When staff from Wild Rivers Land Trust and the South Coast Watershed Council returned to the restoration site a year and a half later, they were delighted to see the streams teeming with salmon. The groups recorded 100 adult salmon in and near the restoration site in December, 2015. Ten of these salmon were the endangered Coho. This amount of salmon hasn’t been seen at the site in decades.
Wild Rivers Land Trust’s habitat restoration projects not only resulted in demonstrable increase in salmon, it also supports habitat for steelhead and cutthroat trout in Bald Mountain Creek. Bald Mountain Creek is considered the most important tributary for steelhead rearing and production in the entire Elk River watershed. The entire forest will thrive as bears, eagles and scavenging species distribute nutrients from spawned salmon within the Bear Creek Natural Area. The natural area is also important for marbled murrelet recovery. The property contains a murrelet nest tree and is surrounded by old growth forests on bordering land.

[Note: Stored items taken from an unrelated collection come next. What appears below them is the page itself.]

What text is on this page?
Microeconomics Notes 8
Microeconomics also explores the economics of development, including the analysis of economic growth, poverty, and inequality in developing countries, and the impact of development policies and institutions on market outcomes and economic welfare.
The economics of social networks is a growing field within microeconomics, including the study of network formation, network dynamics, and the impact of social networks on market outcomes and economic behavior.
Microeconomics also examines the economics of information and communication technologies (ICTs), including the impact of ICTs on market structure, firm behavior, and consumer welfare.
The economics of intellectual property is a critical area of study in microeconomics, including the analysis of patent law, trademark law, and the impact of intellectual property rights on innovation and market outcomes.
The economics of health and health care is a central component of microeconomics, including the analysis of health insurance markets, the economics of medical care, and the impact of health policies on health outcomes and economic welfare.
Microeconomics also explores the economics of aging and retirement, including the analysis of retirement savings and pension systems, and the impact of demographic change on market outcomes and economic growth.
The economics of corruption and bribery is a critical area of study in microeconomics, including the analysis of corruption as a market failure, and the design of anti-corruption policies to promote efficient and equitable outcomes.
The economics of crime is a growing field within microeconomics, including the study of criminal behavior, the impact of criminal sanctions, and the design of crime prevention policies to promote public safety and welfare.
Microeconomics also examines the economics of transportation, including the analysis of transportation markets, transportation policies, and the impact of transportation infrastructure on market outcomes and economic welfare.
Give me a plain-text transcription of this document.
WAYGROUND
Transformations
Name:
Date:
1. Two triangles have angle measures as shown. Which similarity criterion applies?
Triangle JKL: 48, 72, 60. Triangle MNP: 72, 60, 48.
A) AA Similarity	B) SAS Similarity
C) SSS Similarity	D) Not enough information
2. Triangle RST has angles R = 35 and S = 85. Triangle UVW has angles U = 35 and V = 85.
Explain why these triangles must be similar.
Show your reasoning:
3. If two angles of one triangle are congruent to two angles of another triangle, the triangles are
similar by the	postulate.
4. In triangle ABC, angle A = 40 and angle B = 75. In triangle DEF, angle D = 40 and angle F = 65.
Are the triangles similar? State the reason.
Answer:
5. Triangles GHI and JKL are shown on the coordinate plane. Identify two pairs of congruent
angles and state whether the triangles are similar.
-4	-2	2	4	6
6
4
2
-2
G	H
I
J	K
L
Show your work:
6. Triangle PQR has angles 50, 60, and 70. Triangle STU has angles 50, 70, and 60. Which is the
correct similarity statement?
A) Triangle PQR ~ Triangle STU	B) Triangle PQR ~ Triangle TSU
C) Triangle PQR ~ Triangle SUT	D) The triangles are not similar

Prior to the restoration of Bear Creek Natural Area, decades of clearcutting and roadbuilding eroded the banks along Bear Creek and Bald Mountain Creek, causing landslides to crash into the streams. A study from the Oregon Game Commission in the mid-1960s indicated that Bald Mountain creek historically contained Coho and Chinook salmon. But an increase in sediment and elevated stream temperatures likely contributed to their decline. “The Bear Creek property was infamous when I first heard about it in the early 1980s,” said WRLT Conservation Director Jerry Becker. “I remember thinking ‘It’s too bad, I can’t do anything about that.” But that didn’t stop Jerry from taking swift action when he learned the property was for sale in 2010. This piece of land (formerly known as the McGribble Tract) was up for sale by a regional timber company. Jerry worked to secure a loan and purchase the land from the willing seller, Roseburg Resources, in 2013, Jerry spent the next two years working on funding and carrying out the restoration. Today the free-flowing waters provide spawning, rearing, and migration corridors for coastal fish species and biological corridors for plants, mammals and birds. Jerry and the rest of the staff at Wild Rivers Land Trust are proud to present the Bear Creek Natural Area as a living demonstration of how effective conservation practices can create broad ecosystem impacts in a short amount of time.